The implications underlying these simple words finally drove home, and Chicago and American elections suddenly seemed less remote. After all, I saw the television news each night; I read the magazine and newspaper stories. Vietnam. An ugly jungle war fought for uncertain motives. Body bags piling up. Protests in the streets. Veterans’ hospitals stuffed with wounded. Sure, middle-class kids could often find ways to escape or defer, but nothing was guaranteed.
All the air in my lungs suddenly seemed to have been displaced by great, clotting heaps of inexpressible questions. We had just reached the Lemieux’s corner lot. Here, we were forced to part ways. The portfolio now took on a different sense of urgency.
As Mark turned towards home, I managed to blurt out that I had something to give him. I fished the portfolio out of my bag and handed it over. I don’t really know for sure, but I probably flushed crimson as he opened and scanned "O Tan-Faced Prairie Boy" on the top. Then, a marvel. He closed the portfolio, leaned down, and kissed me softly on the cheek. "Thanks," he said. "It’s great." And we parted.
I didn’t see Mark again after that. I guess that his dad got posted somewhere else that very month, because I never saw the family at church again either. And I never heard what choice Mark made about his citizenship.
* * *
Last night, I dreamed of Mark.
Was it really only a dream? Standing on that bustling concrete corner, I see Mark driving a truck. I call and wave. He pulls over and hops down from the cab. We stand talking, and I tell him how elated that kiss made me.
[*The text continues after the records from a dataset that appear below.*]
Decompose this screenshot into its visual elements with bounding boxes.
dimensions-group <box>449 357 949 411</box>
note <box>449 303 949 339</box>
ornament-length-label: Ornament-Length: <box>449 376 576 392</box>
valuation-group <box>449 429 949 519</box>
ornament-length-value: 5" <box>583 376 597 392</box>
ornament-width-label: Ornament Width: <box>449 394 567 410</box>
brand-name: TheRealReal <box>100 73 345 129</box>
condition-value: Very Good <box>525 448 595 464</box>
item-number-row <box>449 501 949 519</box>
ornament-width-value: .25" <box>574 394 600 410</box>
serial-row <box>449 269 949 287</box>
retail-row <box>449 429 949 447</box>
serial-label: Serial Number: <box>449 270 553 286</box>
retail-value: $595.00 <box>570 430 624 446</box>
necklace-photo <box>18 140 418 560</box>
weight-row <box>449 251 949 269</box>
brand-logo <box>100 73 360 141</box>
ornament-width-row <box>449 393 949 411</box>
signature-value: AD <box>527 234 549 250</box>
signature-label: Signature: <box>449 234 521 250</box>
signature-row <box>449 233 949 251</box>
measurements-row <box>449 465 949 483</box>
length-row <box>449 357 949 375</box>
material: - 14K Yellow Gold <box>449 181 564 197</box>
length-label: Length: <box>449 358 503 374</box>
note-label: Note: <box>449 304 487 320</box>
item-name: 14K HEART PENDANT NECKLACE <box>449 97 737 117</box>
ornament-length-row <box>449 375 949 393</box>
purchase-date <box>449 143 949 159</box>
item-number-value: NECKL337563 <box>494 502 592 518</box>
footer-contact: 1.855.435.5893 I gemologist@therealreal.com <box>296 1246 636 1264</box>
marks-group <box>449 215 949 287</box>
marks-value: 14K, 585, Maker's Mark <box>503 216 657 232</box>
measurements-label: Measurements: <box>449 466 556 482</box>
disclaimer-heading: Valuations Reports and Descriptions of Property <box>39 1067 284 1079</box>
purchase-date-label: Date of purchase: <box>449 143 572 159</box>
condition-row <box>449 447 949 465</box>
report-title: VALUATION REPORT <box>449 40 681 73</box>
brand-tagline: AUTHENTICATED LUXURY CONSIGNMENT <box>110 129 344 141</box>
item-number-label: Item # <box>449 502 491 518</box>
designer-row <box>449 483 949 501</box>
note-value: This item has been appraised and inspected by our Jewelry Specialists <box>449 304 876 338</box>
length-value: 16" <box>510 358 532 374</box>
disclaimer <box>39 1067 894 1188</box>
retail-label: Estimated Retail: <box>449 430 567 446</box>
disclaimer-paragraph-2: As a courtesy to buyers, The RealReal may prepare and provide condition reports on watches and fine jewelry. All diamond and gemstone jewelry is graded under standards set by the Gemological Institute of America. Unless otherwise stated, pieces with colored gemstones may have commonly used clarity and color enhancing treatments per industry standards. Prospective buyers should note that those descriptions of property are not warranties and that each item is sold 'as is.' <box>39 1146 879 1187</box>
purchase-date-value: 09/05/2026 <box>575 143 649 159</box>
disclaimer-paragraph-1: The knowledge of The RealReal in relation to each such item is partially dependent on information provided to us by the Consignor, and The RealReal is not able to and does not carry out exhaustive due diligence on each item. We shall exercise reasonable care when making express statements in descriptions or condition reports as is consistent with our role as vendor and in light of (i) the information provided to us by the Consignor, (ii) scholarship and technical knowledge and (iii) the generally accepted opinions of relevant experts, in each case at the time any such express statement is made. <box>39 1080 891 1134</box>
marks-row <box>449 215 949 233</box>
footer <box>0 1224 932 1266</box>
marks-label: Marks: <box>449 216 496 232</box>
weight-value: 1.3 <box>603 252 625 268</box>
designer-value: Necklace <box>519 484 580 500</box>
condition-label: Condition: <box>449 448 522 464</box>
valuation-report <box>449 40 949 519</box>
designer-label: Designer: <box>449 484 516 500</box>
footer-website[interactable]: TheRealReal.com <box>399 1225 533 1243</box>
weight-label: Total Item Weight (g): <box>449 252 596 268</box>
How I bounded home, every fibre in me alive to the sun, to the breeze in the huge old elms and maples, to the lingering feel of his lips on the soft down of my cheek. How grateful I am, in retrospect, that he made an effort to acknowledge the feelings of a silly, love-struck sixteen-year-old. How I’ll never forget the depth of sweetness in that gesture. "That’s okay," he is saying as he and the traffic disappear, overtaken by the much less vivid reality of the marble mantelpiece in the used-to-be Victorian parlor that is now my bachelor flat.
And as I keen and sob and rock myself in bed, cursing Mark’s loss a second time, I wonder if I have been talking to a ghost.